By Dana Levy
Dana is a survivor of the sex industry who supports and promotes the Nordic Model in Israel. When she wrote this article a Nordic Model-style law was making its way through the legislative process. Since then, Israel became the eighth country in the world to implement Nordic Model legislation.
The upcoming law prohibiting the purchase of sexual services has given rise to heated public debate and controversy in Israel. Opposers of the law claim that it stems from a patronizing approach that forces the legislators’ and feminist pressure groups’ worldview on the individual, and it involves disproportionate interference in consensual relations between adults. This is a common misconception, infused by the centuries-old normalization of the so-called ‘sex industry.’
The time has come to discuss this misconception and explain why paying for sex in every shape and form can never be ‘consensual relations’ but is rather a type of sexual violence that the public has yet to recognize as such.
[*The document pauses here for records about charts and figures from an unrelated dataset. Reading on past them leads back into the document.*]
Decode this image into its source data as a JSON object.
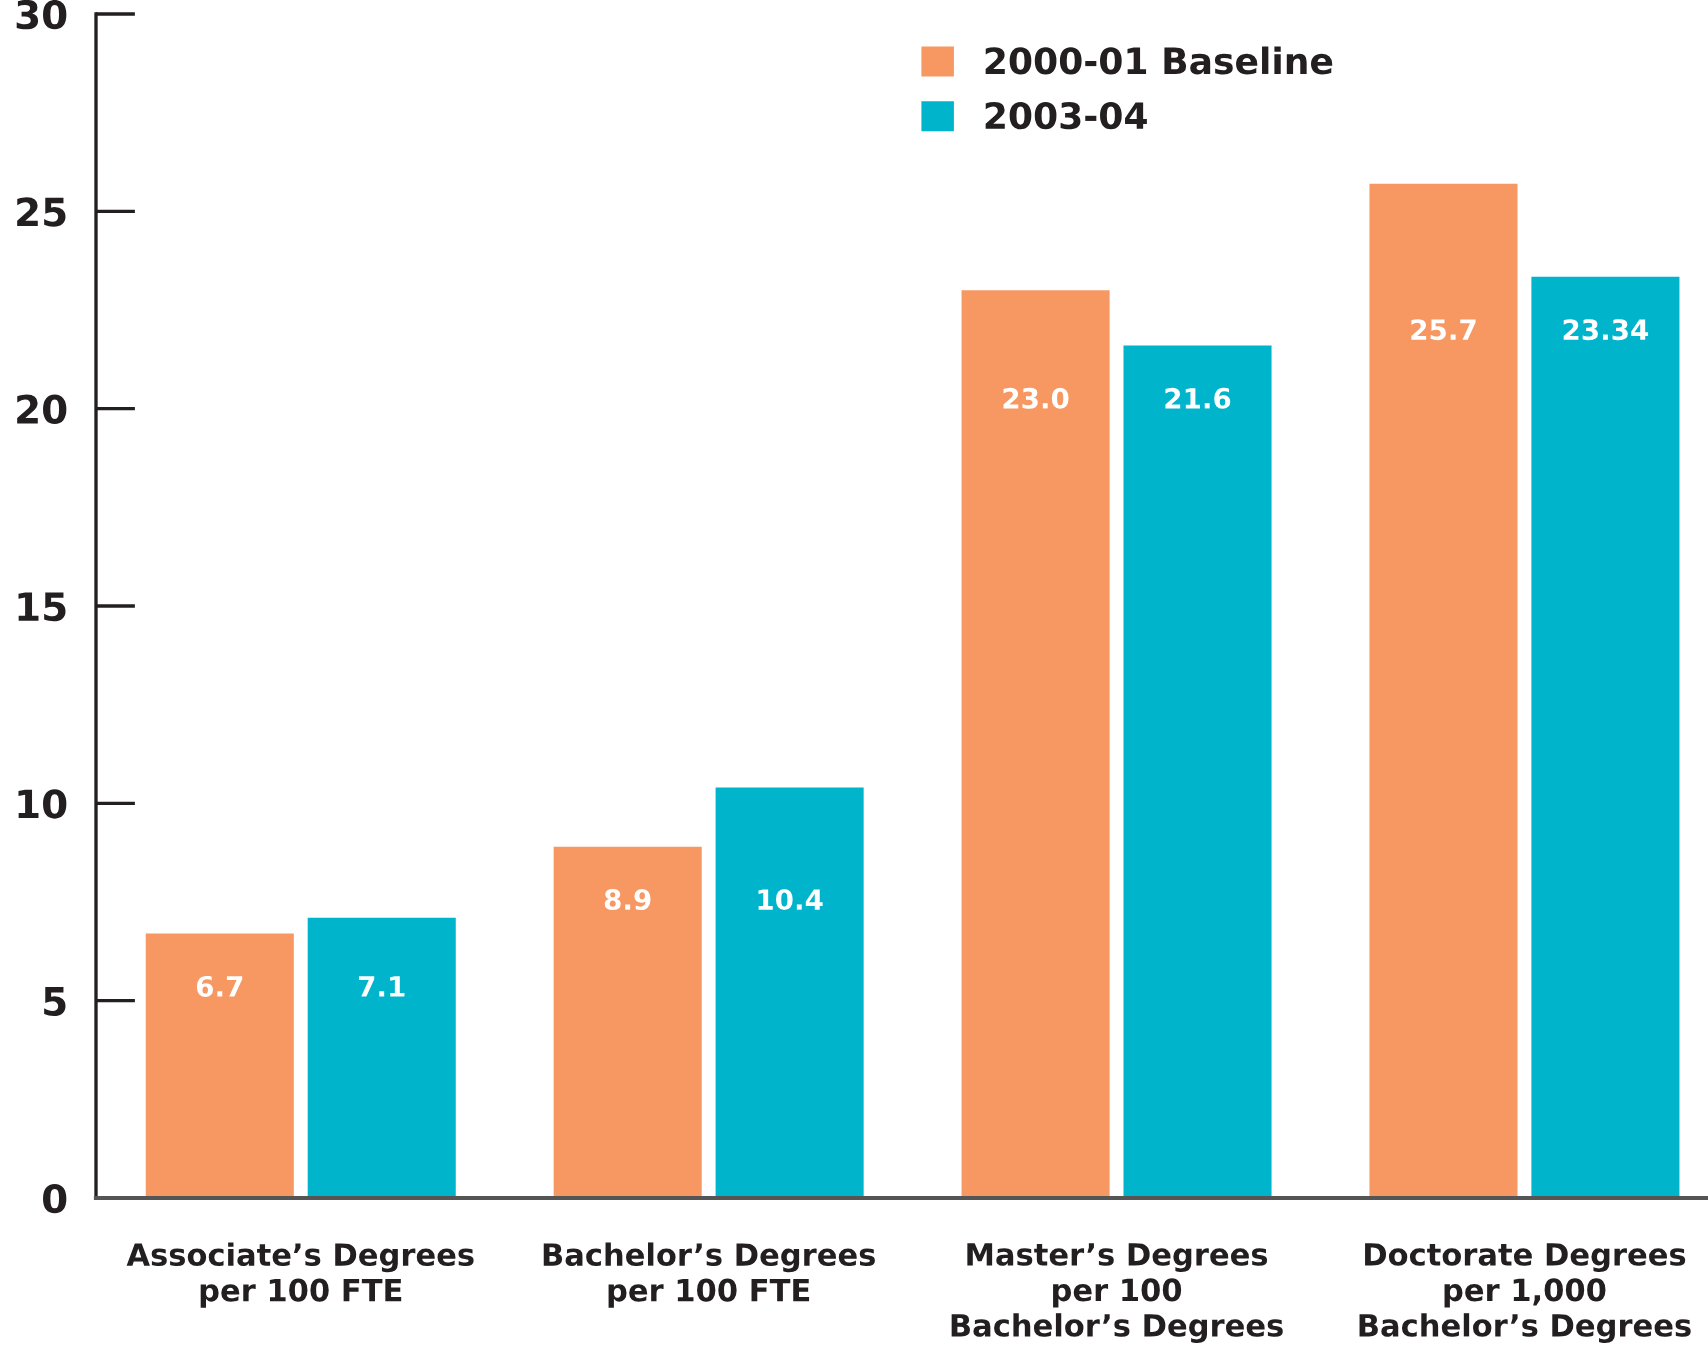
{
  "chart_data": {
    "type": "bar",
    "categories": [
      "Associate’s Degrees\nper 100 FTE",
      "Bachelor’s Degrees\nper 100 FTE",
      "Master’s Degrees\nper 100\nBachelor’s Degrees",
      "Doctorate Degrees\nper 1,000\nBachelor’s Degrees"
    ],
    "series": [
      {
        "name": "2000-01 Baseline",
        "color": "#f79862",
        "values": [
          6.7,
          8.9,
          23.0,
          25.7
        ],
        "value_labels": [
          "6.7",
          "8.9",
          "23.0",
          "25.7"
        ]
      },
      {
        "name": "2003-04",
        "color": "#00b4cc",
        "values": [
          7.1,
          10.4,
          21.6,
          23.34
        ],
        "value_labels": [
          "7.1",
          "10.4",
          "21.6",
          "23.34"
        ]
      }
    ],
    "ylim": [
      0,
      30
    ],
    "yticks": [
      0,
      5,
      10,
      15,
      20,
      25,
      30
    ],
    "grid": false,
    "legend": "top"
  }
}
The law and public discourse in Israel are accustomed to the notion that sexual violence has many facets, and that the term ‘rape’ describes an action done without the other person’s freely-given consent – and while they are not necessarily expressing strong noticeable opposition.
Consent relies on three conditions: the freedom to choose a sexual partner, the freedom to choose the nature of relations, and the freedom to choose the timing. If any one of these conditions is impaired, the sexual relations should be considered forced – for example, when someone forces their regular partner or spouse to have sex at a time or in a way they do not want.
In the context of prostitution, none of those three conditions can be completely met. Women in prostitution do not choose their clients (except in anecdotal blog stories); they do not choose the timing; and, in most cases, they have hardly any freedom to determine the nature of the acts performed.
Forced sex, even in cases that include some version of consent, is obviously traumatic to those involved. Most of us intuitively understand that when one’s livelihood and economic survival are dependent on having sex with partners who were not chosen, in a timing and manner that were also not chosen, it can be mentally and emotionally damaging.
For those who struggle with understanding this concept’s relevance to prostitution, imagine an employee having sexual relations with their boss under the threat of being fired, a practice parallel by all means to prostitution. Here too there is some type of consent, but it is forced out by the threat of loss of income. In such a case, both the general public and the law mostly agree on the act’s nature and severity.
Now, we must take another leap of consciousness and apply the recognition of such abuse of power to those caught in the vicious cycle of prostitution.